We would like to emphasize several limitations of this study. First, despite this being the largest series including mRCC patients with IVC tumor thrombus receiving systemic therapy following cytoreductive surgery, this was a retrospective study involving multiple surgeons as operators, which could possibly affect the findings of this study. Second, there might be significant differences in the therapeutic strategy for mRCC among the previous and present studies, such as the indication of metastatectomy and sequential order of agents introduced as systemic therapy; thus, the present outcome should be interpreted considering this point. In particular, for the assessment of the impact of systemic therapies on the prognosis of mRCC patients receiving cytoreductive nephrectomy, the optimal classification system based on the types of postoperative systemic therapies should be further discussed, since the current classification may result in possible selection bias due to the inclusion of patients receiving both cytokine and molecular-targeted therapies. Fourth, several parameters possibly associated with the prognosis of the included patients in this study, such as PS, volume of extrarenal disease and laboratory abnormalities, were not evaluated. Finally, the strategy of systemic therapy against mRCC is currently changing, including the introduction of immune checkpoint inhibitors and the use of targeted agents in pre- and/or postoperative settings, which may result in an obstacle for the application of the present findings to future clinical practice.

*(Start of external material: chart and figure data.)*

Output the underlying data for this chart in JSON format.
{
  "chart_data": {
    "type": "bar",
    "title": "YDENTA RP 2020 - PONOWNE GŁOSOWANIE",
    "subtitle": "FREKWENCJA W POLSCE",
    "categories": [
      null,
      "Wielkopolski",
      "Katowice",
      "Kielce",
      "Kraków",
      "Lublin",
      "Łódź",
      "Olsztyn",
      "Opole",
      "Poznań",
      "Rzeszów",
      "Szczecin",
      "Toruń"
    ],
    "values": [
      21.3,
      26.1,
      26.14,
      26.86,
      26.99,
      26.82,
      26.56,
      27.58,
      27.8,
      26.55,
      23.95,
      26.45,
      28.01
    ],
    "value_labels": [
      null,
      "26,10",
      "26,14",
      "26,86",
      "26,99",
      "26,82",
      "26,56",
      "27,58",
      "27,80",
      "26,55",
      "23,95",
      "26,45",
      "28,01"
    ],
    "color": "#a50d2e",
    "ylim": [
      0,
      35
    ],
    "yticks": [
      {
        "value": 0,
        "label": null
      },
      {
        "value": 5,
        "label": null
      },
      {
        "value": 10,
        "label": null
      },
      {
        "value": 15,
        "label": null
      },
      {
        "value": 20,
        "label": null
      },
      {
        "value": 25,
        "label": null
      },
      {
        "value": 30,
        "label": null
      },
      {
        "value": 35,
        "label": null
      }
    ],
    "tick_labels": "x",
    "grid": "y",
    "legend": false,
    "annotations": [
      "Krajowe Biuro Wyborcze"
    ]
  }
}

In conclusion, the findings presented in this study suggest that mRCC patients who underwent cytoreductive nephrectomy and IVC tumor thrombectomy could achieve comparatively favorable oncological outcomes, shown to be markedly affected by the type of postoperative systemic therapy rather than the level of the IVC tumor thrombus. Therefore, cytoreductive nephrectomy and IVC tumor thrombectomy should be considered as major therapeutic options for mRCC patients with a venous tumor thrombus extending into the IVC, particularly in the era of targeted therapy.